What didn’t get to Number 1 because of this song?
“Roll With It”, obviously. But perhaps this time, I’ll call this feature: “What was the rest of the Top 5 the week this got to Number 1?” Less catchy, sure, but it’ll do.
The Original - “I Luv U Baby”
Wild to think that, in a world where Blur and Oasis didn’t have this huge battle, this would have been Number 1 instead.
This is still on regular rotation in my house. A true classic of 90s dance.
Take That - ‘Never Forget”
This had actually been Number 1 the previous week.
Take That were at their commercial peak at this point but this is probably the point where they went truly overblown. Children’s choirs and six minute singles are two of the main signifiers that you’ve lost sight of what made you successful in the first place. It’s just that it’s usually done by rock bands on mountains of stimulants.
TLC - “Waterfalls”
This doesn’t seem right. This is the wrong universe.
This is such an undisputed classic that it almost feels like it doesn’t belong to a particular time. The fact it existed in a Top 5 with Blur, Oasis and Take That just doesn’t sit correctly in my brain. It’s definitely aged the best out of any song from that week though.
This week in music is a very vivid memory for me too. At the time I was definitely rooting for Oasis, as a fellow northern lad with Irish roots. This was probably more a tribal thing because I never liked Roll With It and had been a little young for Definitely Maybe. The north/south divide was certainly a bigger issue for people in the north of the country and Blur seemed pretty smug, in keeping with my views on pretty much everyone south of Sheffield at the time. I didn’t mind Country House and deep down I probably knew it was a smarter song, but my teenage prejudices were hard to shake.
I have such conflicting feelings about Britpop these days. It was a weird, disparate non-scene/non-genre — a collection of odd bands at a peculiar moment in time, followed by a second wave of copycats and opportunists. I still don’t particularly care for Blur and while I’ll admit they have had a more sustained and interesting career, I don’t think they’ve released an album to match Definitely Maybe. But no one can hold a candle to Pulp.

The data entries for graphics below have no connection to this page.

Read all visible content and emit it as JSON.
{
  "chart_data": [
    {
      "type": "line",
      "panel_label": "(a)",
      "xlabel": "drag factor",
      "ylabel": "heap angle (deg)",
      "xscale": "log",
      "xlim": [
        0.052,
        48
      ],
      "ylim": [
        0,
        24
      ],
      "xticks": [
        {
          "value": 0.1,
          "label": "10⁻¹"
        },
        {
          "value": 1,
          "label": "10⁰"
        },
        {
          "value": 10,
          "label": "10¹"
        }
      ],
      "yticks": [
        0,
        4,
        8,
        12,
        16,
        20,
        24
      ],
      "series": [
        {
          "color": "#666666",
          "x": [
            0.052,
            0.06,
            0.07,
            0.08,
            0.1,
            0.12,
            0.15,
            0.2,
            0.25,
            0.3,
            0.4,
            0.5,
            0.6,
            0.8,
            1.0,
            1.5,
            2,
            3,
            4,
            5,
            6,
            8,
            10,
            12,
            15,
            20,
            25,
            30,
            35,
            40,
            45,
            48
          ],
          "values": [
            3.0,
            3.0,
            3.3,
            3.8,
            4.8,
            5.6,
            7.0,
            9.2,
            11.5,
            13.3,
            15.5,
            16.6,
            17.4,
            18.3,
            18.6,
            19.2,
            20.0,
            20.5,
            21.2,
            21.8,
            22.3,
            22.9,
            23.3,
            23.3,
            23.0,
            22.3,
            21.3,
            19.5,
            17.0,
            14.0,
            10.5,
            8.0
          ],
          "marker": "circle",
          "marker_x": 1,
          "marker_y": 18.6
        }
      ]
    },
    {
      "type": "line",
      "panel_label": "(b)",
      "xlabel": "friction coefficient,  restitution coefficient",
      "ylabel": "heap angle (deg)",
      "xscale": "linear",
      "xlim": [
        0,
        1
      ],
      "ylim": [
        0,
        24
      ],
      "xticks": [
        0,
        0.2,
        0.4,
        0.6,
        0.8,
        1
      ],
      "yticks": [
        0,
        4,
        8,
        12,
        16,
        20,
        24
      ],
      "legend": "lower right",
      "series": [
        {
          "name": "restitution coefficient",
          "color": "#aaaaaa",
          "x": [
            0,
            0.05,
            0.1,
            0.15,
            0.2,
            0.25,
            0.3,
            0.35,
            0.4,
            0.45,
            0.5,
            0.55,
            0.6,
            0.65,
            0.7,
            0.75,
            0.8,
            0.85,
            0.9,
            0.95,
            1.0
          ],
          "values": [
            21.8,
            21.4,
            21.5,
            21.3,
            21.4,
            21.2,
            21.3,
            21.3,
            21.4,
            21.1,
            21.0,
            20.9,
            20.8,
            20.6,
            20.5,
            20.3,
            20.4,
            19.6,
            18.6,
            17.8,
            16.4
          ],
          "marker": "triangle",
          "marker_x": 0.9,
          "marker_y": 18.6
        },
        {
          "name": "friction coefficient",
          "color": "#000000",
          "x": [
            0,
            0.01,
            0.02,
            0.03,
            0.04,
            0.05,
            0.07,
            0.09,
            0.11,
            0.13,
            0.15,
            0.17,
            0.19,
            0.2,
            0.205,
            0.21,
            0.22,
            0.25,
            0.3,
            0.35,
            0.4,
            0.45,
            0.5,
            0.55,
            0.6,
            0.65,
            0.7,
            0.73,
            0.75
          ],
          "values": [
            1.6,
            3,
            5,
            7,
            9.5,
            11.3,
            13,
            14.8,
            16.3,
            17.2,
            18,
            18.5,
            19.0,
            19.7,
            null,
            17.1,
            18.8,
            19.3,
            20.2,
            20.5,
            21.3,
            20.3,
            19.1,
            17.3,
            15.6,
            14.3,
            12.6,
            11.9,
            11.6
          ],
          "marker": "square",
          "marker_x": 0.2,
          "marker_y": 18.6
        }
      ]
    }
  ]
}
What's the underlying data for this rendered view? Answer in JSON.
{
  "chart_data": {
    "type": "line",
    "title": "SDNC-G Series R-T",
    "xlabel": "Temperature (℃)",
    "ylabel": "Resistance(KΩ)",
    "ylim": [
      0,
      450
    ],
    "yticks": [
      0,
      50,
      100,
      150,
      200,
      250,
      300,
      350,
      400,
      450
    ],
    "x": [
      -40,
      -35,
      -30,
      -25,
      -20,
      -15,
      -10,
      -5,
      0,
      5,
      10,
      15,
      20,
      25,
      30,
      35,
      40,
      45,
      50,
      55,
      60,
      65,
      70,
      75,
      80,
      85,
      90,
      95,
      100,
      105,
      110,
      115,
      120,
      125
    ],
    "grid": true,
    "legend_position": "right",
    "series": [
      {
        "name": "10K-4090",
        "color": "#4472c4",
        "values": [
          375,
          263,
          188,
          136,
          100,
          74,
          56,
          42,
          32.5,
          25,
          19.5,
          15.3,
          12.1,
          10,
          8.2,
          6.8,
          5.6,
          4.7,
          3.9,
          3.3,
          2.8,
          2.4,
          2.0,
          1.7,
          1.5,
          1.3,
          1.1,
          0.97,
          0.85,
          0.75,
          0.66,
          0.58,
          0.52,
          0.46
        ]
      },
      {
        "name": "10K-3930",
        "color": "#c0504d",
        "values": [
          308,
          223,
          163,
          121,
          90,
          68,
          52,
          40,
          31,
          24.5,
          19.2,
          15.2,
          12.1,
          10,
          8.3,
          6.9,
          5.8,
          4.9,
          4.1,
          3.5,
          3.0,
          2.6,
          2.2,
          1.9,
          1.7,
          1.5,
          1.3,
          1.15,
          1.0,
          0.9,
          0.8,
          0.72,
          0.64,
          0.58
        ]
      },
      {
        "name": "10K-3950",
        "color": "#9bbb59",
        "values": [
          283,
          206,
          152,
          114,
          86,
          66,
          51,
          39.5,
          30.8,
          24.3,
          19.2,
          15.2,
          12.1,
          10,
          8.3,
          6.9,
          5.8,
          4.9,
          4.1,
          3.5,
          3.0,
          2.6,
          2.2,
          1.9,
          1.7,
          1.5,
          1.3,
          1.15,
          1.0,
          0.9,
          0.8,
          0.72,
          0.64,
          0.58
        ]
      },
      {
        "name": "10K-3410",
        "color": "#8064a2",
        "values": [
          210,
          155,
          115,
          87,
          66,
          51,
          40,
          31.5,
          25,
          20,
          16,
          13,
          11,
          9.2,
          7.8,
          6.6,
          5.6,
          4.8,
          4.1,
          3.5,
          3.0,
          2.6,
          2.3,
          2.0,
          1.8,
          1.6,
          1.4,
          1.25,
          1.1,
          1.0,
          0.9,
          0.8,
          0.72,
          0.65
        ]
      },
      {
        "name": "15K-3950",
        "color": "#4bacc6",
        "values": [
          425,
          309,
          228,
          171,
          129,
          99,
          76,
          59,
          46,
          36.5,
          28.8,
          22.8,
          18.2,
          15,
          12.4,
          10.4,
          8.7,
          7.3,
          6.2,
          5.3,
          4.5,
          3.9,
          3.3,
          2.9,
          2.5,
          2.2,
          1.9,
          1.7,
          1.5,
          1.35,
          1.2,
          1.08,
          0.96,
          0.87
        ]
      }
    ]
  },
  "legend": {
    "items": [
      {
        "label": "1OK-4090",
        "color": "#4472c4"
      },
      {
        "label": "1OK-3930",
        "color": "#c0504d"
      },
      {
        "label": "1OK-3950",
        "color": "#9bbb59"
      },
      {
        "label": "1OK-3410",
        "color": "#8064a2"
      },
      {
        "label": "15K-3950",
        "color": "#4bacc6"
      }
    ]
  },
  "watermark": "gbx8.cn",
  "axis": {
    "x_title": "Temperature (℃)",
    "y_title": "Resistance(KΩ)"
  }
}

The britpop years were the best! Remember Jarvis Cocker getting his arse out on stage to protest Michael Jackson? 🤣 What's weird is I remember going back and forth between britpop and rave/dance music that was also getting really popular at the same time. Also weird: we hadn't even felt the impact of grunge in the US yet. I didn’t know who Kurt Cobain was until his death was all over the news.